Istnieje potencjalny czas sprawdzania czasu użycia (TOCTOU) luki w zabezpieczeniach podczas używania bezpośredniego we/wy (w przypadku IOCTLs lub odczytu/zapisu). Należy pamiętać, że sterownik uzyskuje dostęp do buforu danych użytkownika, użytkownik może jednocześnie uzyskiwać do niego dostęp.

Aby zarządzać tym ryzykiem, skopiuj wszystkie parametry, które należy zweryfikować z buforu danych użytkownika do pamięci, która jest dostępna wyłącznie z trybu jądra (na przykład stos lub pula). Następnie, gdy nie będzie można uzyskać dostępu do danych przez aplikację użytkownika, zweryfikuj, a następnie przeprowadź operację na przekazanych danych.

Kod sterownika musi mieć poprawne wykorzystanie pamięci

  • Wszystkie alokacje puli sterowników muszą znajdować się w puli nie wykonywalnej (NX). Korzystanie z pul pamięci NX jest z natury bezpieczniejsze niż korzystanie z wykonywalnych pul niestronicowanych (NP) i zapewnia lepszą ochronę przed atakami przepełnienia.

  • Sterowniki urządzeń muszą prawidłowo obsługiwać różne żądania z poziomu użytkownika, jak również żądania we/wy między jądrem a jądrem.

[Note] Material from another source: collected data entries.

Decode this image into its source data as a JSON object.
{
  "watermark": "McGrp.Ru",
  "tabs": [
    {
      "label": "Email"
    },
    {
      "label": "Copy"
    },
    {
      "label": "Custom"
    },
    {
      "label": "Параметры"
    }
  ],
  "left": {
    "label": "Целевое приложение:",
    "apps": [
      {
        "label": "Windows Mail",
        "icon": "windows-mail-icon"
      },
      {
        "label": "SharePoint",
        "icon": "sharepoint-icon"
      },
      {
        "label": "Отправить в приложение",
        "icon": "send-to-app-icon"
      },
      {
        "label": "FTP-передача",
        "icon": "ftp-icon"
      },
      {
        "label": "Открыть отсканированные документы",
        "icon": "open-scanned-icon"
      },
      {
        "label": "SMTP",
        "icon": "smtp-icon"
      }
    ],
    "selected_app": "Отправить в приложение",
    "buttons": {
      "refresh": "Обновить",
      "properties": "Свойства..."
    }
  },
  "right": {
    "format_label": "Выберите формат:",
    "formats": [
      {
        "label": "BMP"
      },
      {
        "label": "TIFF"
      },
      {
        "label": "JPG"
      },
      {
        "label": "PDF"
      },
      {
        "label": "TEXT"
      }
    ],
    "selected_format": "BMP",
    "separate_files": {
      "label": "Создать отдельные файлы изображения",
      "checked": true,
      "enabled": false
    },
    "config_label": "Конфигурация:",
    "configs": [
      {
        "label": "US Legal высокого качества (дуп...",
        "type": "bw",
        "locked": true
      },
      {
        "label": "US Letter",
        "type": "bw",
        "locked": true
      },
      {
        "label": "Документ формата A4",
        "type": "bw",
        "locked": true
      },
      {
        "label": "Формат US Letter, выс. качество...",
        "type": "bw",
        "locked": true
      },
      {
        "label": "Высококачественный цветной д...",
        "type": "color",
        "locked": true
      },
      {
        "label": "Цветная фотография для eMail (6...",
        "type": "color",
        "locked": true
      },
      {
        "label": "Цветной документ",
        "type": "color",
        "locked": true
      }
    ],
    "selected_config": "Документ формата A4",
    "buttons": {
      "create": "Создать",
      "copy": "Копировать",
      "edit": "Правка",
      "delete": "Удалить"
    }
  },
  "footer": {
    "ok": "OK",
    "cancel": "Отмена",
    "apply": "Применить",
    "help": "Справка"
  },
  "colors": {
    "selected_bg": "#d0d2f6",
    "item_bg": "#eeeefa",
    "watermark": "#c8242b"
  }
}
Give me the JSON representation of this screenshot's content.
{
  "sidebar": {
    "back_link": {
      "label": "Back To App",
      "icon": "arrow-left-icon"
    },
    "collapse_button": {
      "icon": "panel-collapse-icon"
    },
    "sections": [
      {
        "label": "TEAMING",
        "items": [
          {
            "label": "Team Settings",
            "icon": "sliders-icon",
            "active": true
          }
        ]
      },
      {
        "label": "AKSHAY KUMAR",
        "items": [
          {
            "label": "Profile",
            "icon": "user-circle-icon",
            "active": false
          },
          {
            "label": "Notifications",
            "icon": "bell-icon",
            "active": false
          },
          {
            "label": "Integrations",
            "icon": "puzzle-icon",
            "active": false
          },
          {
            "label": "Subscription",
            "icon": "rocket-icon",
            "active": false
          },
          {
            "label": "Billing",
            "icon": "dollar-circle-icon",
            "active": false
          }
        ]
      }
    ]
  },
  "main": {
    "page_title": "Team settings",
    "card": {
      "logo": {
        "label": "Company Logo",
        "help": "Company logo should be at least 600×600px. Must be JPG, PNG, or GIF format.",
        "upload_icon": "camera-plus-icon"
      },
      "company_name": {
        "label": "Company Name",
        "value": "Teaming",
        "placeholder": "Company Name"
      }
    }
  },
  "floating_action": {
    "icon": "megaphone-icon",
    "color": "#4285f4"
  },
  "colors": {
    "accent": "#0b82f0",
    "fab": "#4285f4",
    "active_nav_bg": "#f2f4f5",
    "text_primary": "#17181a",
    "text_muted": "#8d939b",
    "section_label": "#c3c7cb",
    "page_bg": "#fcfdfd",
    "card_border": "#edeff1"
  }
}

Aby umożliwić sterownikom obsługę wirtualizacji HVCI, istnieją dodatkowe wymagania dotyczące pamięci. Aby uzyskać więcej informacji, zobacz Implementowanie kodu zgodnego z standardem HVCI w dalszej części tego artykułu.

Uchwyty

Obiekty urządzeń

IRPs

WDF i IRPs

Jedną z zalet korzystania z usługi WDF jest to, że sterowniki WDF zwykle nie uzyskują bezpośredniego dostępu do IRP. Na przykład framework konwertuje IRP WDM reprezentujące operacje odczytu, zapisu oraz sterowania urządzeń I/O na obiekty żądań, które są odbierane przez KMDF/UMDF w kolejkach I/O.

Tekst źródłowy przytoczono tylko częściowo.